The terms secondary trauma and secondary traumatization are interchangeable and refer to the stressful consequence to working with traumatic material. When you are empathetic, you open yourself up and become vulnerable to internalize the traumatized individual’s experience. This is especially the case when workplaces do not offer enough recovery time between emotional cases.
Symptoms you may feel
Arousal symptoms from secondary traumatic stress such as irritability, avoidance, and intrusion can be difficult to manage. You may have a difficult time balancing your role. Having difficulty leaving your job in the workplace, you stay late at work, take work home with them and feel isolated. You may shut down and not talk about what you are going through with family, friends, or coworkers. You experience an inability to empathize and are no longer emotionally connected to those you serve. Your health suffers, especially if you have your own interpersonal trauma history. Aches and pains become a common problem. Furthermore, you can become cynical to manage your intense feelings.
Although another person experienced the primary stress, your body reacts like you were the one who experienced the primary trauma. Secondary traumatization occurs when you are triggered by someone’s trauma material. You experience a physical reaction called the stress response.
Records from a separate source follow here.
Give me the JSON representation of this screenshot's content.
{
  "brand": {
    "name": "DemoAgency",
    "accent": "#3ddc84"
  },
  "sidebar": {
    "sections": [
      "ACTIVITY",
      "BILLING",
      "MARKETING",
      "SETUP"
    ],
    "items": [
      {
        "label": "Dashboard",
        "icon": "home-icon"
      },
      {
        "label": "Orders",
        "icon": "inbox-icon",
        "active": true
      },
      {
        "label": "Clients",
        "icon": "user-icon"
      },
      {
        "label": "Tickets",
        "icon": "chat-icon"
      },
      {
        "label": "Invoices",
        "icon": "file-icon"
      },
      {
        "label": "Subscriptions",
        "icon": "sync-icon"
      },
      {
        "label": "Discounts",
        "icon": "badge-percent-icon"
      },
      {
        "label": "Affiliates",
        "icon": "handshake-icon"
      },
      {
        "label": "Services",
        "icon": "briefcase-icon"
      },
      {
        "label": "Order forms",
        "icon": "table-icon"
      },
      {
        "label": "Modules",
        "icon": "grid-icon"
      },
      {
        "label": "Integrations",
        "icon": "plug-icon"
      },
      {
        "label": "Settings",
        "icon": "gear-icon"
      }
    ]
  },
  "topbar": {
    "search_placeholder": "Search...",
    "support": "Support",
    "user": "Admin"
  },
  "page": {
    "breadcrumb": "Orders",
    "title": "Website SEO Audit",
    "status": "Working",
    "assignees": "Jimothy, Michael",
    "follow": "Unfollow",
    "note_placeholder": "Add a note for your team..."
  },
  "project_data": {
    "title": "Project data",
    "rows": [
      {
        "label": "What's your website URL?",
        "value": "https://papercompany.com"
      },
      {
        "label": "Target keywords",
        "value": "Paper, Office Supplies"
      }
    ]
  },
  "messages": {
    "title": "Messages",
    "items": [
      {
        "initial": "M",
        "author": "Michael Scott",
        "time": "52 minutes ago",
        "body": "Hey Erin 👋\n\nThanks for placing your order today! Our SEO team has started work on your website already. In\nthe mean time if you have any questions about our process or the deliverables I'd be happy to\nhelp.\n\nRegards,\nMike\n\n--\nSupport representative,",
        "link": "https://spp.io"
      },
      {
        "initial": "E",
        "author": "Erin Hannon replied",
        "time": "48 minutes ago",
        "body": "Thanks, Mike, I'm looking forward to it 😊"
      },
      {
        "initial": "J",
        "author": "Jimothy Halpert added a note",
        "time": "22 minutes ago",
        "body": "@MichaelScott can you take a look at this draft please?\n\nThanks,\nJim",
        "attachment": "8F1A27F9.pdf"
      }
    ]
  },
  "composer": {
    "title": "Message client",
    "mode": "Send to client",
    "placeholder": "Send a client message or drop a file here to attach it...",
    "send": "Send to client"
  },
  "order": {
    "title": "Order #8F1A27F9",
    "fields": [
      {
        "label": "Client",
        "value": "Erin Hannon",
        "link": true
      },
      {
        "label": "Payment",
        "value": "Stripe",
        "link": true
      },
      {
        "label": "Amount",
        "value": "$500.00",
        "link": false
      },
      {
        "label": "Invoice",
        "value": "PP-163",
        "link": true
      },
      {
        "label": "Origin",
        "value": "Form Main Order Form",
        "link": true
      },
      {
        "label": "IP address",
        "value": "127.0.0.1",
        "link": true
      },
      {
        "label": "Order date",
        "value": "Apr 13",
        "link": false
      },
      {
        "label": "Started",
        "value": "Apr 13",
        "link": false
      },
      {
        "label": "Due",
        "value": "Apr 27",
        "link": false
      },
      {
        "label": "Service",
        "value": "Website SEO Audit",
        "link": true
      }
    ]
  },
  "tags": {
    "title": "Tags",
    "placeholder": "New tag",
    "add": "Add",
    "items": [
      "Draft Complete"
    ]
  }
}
Secondary traumatic stress is associated with perceived stress and the amount of time a professional spends with the trauma material. The stress response starts as the brain is triggered and warns the muscles in the body. At that point, adrenal glands release stress hormones, adrenalin, and cortisol, that prepare the body to keep safe, known as the fight or flight response.
The stress response helps your mind and body to quickly react to a life-threatening situation by fighting or fleeing. The fight or flight response is a survival mechanism. The heart pounds as blood pressure rises. As blood is sent to muscles and the brain, breath quickens so more oxygen can get into the blood.
You need energy to manage the stressor. Therefore, sugars and fats are released into the blood. Stress hormones produce physiological changes in the body, and you begin to sweat. There is no harm to your body if this only occurs occasionally. However, if you continually navigate trauma material day after day in the workplace, it can become chronic stress.
If you have ever experienced the stress response, what happened?
Chronic stress is not healthy and can bring about high blood pressure, diabetes, heart disease, anxiety, worry, frustration, anxiety, exhaustion. Any emotional distress felt from someone else’s traumatic material (e.g., hearing a traumatic story, seeing the traumatic aftermath, seeing images related to the trauma, talking about the trauma), can impact your overall health, which can cause you to feel detached from others.
Where Do You Go from Here?
When you are emotionally overwhelmed because of the firsthand trauma of another or several difficult cases, seek out support, especially if the condition persists for more than a month. A traumatizing event experienced by one individual can become a traumatizing event for another individual. Therefore, reduce secondary traumatic stress symptoms and general distress by getting educated about protective factors, identifying your strengths, and putting them into practice to meet the demands of your job.
On an organizational level, secondary traumatic stress training should focus on improving a supportive work environment. Leaders, management, and supervisors must recognize the effects of traumatic exposure by training professionals in evidence-based methods of coping with secondary trauma.